Solo Traveler: The Risk and The Reward
In 2016, I moved across the world to Egypt as a solo traveler to perfecting my Arabic. At the same time, through transforming my environment I was convinced there was something grander I would find if I left. An intelligible enigma that I could never quite describe because we’d never met, but knew I would recognize. If it put its face to mine, I would be able see.
As a solo female traveler, I was cognizant of the fact that perhaps I wouldn’t find what I was looking for here. Because it was less about Egypt, less about the location and more about coming together with myself more tenderly, more completely. In a way you can’t do from the comfort and protection of familiarities. In a way that causes reflection, and forces you to stare back at yourself uninhabited in all your beautiful, ugly rawness. Your pride and your shame.

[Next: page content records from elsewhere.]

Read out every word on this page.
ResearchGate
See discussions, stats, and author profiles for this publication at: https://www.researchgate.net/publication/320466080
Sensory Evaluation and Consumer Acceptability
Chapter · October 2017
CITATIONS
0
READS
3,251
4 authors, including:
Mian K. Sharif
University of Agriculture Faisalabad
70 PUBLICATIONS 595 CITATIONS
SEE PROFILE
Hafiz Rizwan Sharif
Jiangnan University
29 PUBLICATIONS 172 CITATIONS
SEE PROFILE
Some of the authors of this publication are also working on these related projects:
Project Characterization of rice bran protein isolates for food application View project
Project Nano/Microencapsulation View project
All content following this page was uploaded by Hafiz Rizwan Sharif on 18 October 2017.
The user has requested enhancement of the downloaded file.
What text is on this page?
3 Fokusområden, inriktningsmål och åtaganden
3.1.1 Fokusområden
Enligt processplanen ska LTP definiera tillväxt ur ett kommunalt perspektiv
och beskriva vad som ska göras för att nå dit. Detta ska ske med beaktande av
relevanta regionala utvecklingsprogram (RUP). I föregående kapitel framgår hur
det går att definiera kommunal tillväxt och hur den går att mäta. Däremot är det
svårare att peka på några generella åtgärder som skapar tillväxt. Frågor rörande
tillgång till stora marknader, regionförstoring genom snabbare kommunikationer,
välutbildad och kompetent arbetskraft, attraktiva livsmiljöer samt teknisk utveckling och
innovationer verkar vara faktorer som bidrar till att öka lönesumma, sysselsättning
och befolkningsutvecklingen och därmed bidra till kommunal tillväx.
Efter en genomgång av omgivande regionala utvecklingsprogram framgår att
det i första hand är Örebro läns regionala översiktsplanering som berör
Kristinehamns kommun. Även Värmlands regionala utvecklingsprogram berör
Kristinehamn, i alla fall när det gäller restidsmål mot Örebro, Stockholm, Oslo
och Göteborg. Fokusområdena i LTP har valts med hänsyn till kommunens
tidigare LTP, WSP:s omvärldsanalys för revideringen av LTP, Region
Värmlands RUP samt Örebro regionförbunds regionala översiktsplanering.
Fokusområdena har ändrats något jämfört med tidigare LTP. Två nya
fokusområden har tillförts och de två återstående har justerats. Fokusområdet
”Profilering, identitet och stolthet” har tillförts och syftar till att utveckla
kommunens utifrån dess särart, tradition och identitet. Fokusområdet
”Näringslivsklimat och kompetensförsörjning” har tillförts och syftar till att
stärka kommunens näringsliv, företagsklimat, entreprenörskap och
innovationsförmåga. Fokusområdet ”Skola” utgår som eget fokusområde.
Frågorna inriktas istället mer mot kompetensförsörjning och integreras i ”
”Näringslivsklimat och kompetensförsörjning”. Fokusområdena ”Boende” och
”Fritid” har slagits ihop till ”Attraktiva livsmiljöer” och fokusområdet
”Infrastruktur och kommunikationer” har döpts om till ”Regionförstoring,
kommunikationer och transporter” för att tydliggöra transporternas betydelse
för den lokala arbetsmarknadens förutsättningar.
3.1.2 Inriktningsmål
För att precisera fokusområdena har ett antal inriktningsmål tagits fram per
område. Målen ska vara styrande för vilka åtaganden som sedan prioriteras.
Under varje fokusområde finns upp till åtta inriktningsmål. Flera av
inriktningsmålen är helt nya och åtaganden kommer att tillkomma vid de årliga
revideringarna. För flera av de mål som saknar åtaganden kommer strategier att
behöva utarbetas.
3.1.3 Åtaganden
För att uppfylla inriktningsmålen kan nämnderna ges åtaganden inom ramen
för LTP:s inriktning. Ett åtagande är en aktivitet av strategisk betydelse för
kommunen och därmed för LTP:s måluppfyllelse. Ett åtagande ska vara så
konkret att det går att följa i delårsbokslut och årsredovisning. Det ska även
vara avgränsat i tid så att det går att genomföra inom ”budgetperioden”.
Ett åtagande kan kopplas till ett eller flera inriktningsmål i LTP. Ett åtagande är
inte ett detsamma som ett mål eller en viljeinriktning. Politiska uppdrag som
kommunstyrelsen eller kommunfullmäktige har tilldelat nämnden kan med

I wouldn’t say that when I left to find that something, that I did so and it changed my life and all those sweet nothings. But what I will say is this: traveling solo across the world was a provocation. It caused me to see the components of myself more transparently. Because around the world everything is presented through the lens of personal and social identity. That of race, that or religion, of gender, of ethnicity, and that of social class.
Thus, I had to come inside my house and examine my own components: black, woman, Liberian, Guinean, woman, Fulani, Kpelle, Christian, American and so on. How these all lap together inside me like water. Indistinguishable- unable to be separated from one another.
I am still uncovering what it means to be all of this at once and there is nothing more self-discovering then being apart of the women who travel around the world to create a life even more beautiful than the one that was given to them. To create of life that’s all their own.